2- Writing binary data directly to the dbf file without using the default codepage of dbf package (which is utf8).
How can I solve this problem with either of these approaches?
Here is the code:
import dbf
man = 'مرد'
woman = 'زن'
row1 = (man, woman)
row2 = (man, woman)
with open('./file.dbf', 'w') as f:
table = dbf.Table(filename='./file.dbf',
field_specs='field1 C(3); field2 C(3)', codepage='customCodePage', on_disk=True)
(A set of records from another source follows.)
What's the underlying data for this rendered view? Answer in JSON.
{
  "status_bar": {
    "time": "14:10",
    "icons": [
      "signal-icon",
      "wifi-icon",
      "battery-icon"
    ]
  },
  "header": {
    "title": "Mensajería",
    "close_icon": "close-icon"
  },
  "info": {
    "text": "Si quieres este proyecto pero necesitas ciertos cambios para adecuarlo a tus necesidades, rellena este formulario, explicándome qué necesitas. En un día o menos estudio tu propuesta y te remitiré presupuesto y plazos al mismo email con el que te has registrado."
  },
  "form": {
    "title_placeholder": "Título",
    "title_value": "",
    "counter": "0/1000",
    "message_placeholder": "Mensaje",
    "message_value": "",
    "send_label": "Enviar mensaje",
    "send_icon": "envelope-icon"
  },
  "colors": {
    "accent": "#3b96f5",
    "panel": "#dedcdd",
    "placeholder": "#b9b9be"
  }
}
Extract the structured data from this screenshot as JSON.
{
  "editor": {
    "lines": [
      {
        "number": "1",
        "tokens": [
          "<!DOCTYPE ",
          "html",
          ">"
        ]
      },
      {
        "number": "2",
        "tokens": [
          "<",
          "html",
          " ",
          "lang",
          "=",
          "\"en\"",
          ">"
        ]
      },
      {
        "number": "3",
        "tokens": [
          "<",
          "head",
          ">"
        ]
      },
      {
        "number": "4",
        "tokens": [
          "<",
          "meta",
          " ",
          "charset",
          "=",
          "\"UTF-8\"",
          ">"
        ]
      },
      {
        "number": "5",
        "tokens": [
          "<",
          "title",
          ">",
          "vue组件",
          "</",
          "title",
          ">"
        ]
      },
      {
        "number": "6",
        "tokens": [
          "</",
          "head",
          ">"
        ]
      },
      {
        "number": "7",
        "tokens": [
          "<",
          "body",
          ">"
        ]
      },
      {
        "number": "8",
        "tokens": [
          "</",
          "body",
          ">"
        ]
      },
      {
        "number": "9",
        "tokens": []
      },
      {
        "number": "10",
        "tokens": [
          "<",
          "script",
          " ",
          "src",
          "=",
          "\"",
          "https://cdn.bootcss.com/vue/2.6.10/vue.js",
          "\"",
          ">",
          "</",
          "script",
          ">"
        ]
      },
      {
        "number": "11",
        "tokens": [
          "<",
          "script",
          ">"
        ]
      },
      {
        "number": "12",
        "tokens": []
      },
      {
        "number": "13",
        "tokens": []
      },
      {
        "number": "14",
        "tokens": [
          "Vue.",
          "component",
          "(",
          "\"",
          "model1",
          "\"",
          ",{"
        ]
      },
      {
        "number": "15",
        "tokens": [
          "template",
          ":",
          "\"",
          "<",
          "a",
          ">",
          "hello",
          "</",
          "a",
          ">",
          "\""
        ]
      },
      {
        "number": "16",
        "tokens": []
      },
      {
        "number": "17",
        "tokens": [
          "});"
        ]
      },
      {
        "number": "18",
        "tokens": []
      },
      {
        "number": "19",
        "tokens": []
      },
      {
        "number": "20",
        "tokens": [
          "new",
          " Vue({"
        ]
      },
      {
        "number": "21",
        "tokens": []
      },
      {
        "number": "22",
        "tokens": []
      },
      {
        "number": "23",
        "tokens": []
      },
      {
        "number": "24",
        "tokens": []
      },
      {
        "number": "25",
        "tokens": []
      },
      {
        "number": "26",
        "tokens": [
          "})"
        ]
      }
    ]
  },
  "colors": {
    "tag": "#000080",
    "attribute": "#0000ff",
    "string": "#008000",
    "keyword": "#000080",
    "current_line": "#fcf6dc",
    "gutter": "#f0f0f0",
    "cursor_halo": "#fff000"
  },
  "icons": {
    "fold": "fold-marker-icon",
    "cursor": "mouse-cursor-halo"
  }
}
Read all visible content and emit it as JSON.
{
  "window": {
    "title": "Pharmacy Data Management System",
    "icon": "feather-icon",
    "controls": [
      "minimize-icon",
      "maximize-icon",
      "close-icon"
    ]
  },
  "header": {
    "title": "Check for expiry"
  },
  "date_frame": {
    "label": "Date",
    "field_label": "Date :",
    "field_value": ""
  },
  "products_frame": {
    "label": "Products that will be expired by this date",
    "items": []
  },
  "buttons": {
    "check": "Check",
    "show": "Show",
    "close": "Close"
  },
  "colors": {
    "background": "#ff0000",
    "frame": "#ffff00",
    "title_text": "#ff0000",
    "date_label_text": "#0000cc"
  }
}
table.open(dbf.READ_WRITE)
table.append(row1)
table.append(row2)
table.close()
After trying to register my codec I ended up translating my data from utf8 to "Custom Farsi codec" and then to equivalent character of windows-1256 that has the same decimal codepoint. So when the user reads the data with the custom codec, the windows-1256 characters will point to the right decimal in custom codec, of course characters in this raw form are not meaningful.
An example would be Letter پ in unicode has decimal codepoint of 1662 and in custom codec it has codepoint of 148. the equivalent of 148 codepoint in windows-1256 is ”. so the پ translates to ” using 3 different dictionaries. I did this for all characters in Farsi keyboard.